Two methods from researchers at NUS and The University of Manchester have pushed graphene beyond gallium arsenide, setting world records in electron mobility and unlocking quantum effects at Earth-strength magnetic fields.

Researchers from the National University of Singapore (NUS) and The University of Manchester have achieved a milestone long thought out of reach: graphene devices with electron mobilities that not only rival but surpass the best gallium arsenide (GaAs)-based semiconductors. The twin breakthroughs address graphene’s decades-old challenge of electronic disorder, unlocking ultra-clean performance crucial for next-generation quantum and high-speed electronics.
Graphene, a one-atom-thick carbon lattice, already holds the record for room-temperature electron mobility. Yet, at cryogenic temperatures, GaAs-based systems have consistently outperformed it—thanks to years of refinement and fewer electron-scattering imperfections. The stumbling block has been charge fluctuations from surrounding materials, which create “electron-hole puddles” that limit graphene’s mobility.

Now, two complementary methods reported this month redefine the playing field. Researchers developed a strategy using large-angle twisted bilayer graphene as an electrostatic shield. By twisting two graphene sheets 10°–30° apart, one could be doped to screen stray electric fields while remaining electronically decoupled. This reduced charge inhomogeneity tenfold and enabled hallmark quantum effects—like Landau quantization—at magnetic fields nearly 100× weaker than before. Transport mobilities exceeded 20 million cm²/Vs, surpassing GaAs benchmarks.
A Manchester-led team headed by Nobel Laureate Sir Andre Geim used proximity metallic screening. Graphene was placed less than a nanometer from a graphite gate, separated by ultrathin hexagonal boron nitride. This extreme Coulomb screening yielded Hall mobilities beyond 60 million cm²/Vs—a new world record.
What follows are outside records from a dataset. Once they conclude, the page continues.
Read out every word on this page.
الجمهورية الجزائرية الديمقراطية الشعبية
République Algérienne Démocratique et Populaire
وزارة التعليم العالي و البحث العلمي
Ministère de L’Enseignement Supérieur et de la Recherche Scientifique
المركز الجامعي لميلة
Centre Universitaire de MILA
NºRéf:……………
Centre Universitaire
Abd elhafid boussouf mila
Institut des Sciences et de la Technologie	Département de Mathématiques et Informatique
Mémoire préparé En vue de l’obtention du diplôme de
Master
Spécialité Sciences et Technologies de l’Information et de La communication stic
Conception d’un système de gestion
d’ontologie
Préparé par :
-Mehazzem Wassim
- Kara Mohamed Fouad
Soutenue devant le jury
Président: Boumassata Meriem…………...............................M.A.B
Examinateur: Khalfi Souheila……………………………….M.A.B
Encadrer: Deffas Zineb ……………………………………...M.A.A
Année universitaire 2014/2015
Quantum Hall plateaus and oscillations emerged at milli-Tesla field strengths, near Earth’s magnetic field.
Both methods offer distinct advantages—tunability with twisted bilayers versus pristine observation with proximity screening—but together, they expand the experimental toolkit for two-dimensional materials. The advances promise impact in quantum metrology, ultra-sensitive sensing, and energy-efficient electronics, while setting the stage for future work on graphene-based moiré quantum systems.
“These results change what we thought was possible for graphene,” said Ian Babich, Ph.D. student at NUS. “It’s a historic moment that opens up unexplored quantum regimes.”